Prosthetic Knee for Transfemoral Prosthesis

This project involves the conceptual design, development and testing of a Polycentric Knee joint for persons with Transfemoral (above-knee) amputation. Also referred to as a "four-bar" knee, it has advantages over a hinge joint because of the multiple axes of rotation. The knee provides stability during the early stance phase of walking, yet is easy to bend to initiate the swing phase or to sit down. The four-bar knee causes the leg's overall length to shorten reducing the risk of stumbling. While the concept of a polycentric knee has been around for a long time in western countries, this aims to be the first indigenously designed knee from first principles (Prof. Radcliffe's seminal work), specifically optimized for users who have to navigate uneven terrain. The geometry is obtained by optimization based on certain hypotheses derived from literature and its suitability will be verified by clinical trials. The Instant Centre (IC) curve of this knee is markedly different from other commercially available knees.

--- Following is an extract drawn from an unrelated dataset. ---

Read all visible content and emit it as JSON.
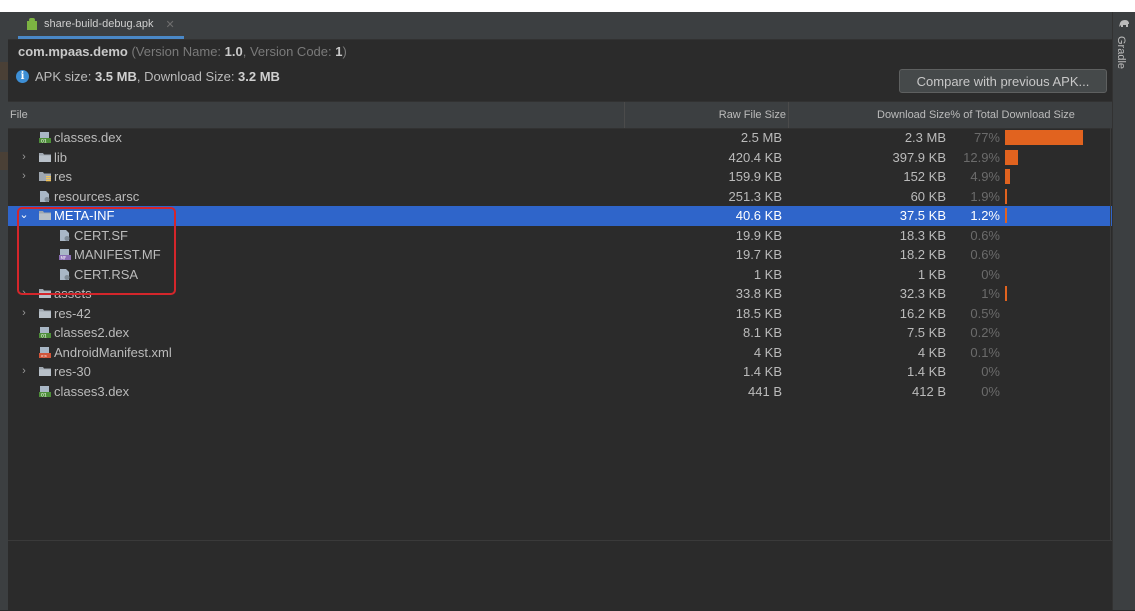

The initial clinical trial conducted at Mobility India was very promising. The user was able to immediately recognize the stable nature of the knee. Despite having a very short residual limb to control the prosthesis, he was able to leave the safety of the parallel bars and take on open spaces in the initial trial itself. The knee also performed well while going up and down a ramp.

The knee design was the M. Tech project of T S Anand (2013-14) and was funded by the Society for Biomedical Technology (SBMT). We are working on design refinements and multiple prototyping to try the knee unit on users with different residual muscle capabilities. We also intend to perform a gait analysis to quantitatively evaluate the design.